Henriot maps both the physical geography of Yokomitsu's Shanghai, and the conceptual world where the protagonists spend their time. He describes how the author specifically locates the novel in Shanghai, but also anonymises the city, eliminating specific names: "Yokomitsu’s figures are somehow floating in a real city made unreal by the erasure of time and space. It contributes to the atmosphere of uncertainty, detachment, and despair that overwhelms Yokomitsu’s Shanghai."
Historically, Henriot maintains, there are many elements that are dubious. Examples are the Fang Qiulan character (factory worker, taxi-dancer, and CCP activist) and her location (she is "both socially and spatially a most unlikely character"); the location of the Turkish bath ("an unlikely configuration where the social part of the equation contradicts the spatial one"); and Koya's experiences fleeing the rioters ("an itinerary that hardly makes sense", leaving us "dumbfounded by the geography of the escape").

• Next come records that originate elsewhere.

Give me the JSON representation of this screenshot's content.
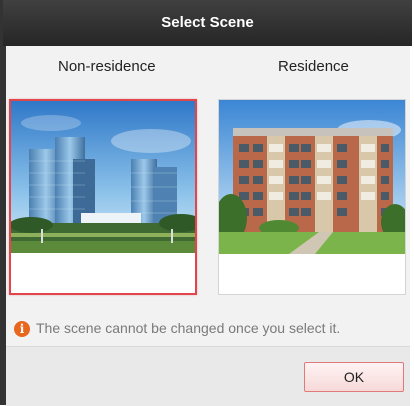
{
  "dialog": {
    "title": "Select Scene"
  },
  "scenes": [
    {
      "label": "Non-residence",
      "image": "office-towers-photo",
      "selected": true
    },
    {
      "label": "Residence",
      "image": "apartment-building-photo",
      "selected": false
    }
  ],
  "notice": {
    "icon": "info-icon",
    "text": "The scene cannot be changed once you select it."
  },
  "footer": {
    "ok_label": "OK"
  },
  "colors": {
    "title_bar": "#333333",
    "selected_border": "#e0464b",
    "info_icon": "#e8661e"
  }
}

But Shanghai the city is for Yokomitsu a symbol. And he does not hesitate to emphasize its filth and grime. Light is represented by streets and rivers; darkness by alleys and canals. There is frequent reference to light-reducing elements such as mist, fog, steam, or smoke. Everywhere there is pork, grease, rubbish... There is opium; there is excrement. All of which leads the reader to wonder whether Yokomitsu is not practising a strange form of Orientalism in his portrayal.
Liu Jianhui feels he definitely was: "In the century from the 1840s through the 1930s, Shanghai played many different roles for Japan and the Japanese. Although these roles were complex and cannot easily be summarized, in a word one might say that it served as an immense, external 'other' continually relativizing Japan as a state and Japanese as individuals."
Frederik Green agrees. Japan was peculiarly positioned at that point, he explains. It was both the object of Western Orientalist discourse, and the creator of its own power discourse with regard to the rest of Asia. So there is indeed plenty of "othering". The Chinese parts of Shanghai are described as backward, chaotic, and decaying. The opposite pole -- cleanliness -- is symbolized by the Turkish bath, run and staffed by Japanese. But Yokomitsu doesn't make things entirely straightforward. Fang Qiulan, for example, both exemplifies the sexualized Orient trope (luring Sanki with her beauty), and subverts it (as she carries significant agency).
Pes comments on Yokomitsu's own ambiguity in the midst of all this. The Qiulan character, for instance, serves to reveal both the author's opposition and his fascination -- symbolizing his ambivalent attitude towards Marxism at that point. And although Yokomitsu ended up inclined towards Japanese nationalism, this novel suggests an ideological position that is not yet totally defined. The sense of fatherland expressed by Yokomitsu is anything but simplistic and triumphal. Japan is presented as a country with limited material resources, and not very protective of its citizens abroad. Japan is "dynamic and yet weak, Asiaphile and yet exploitative of Asia, an alternative to the West, yet in fact its ally".
I wouldn't say I exactly enjoyed this novel (I didn't really like any of the characters; I found the Orientalism a bit off-putting; and the language made it hard work), but it definitely ticks the boxes for informative, atmospheric, and memorable.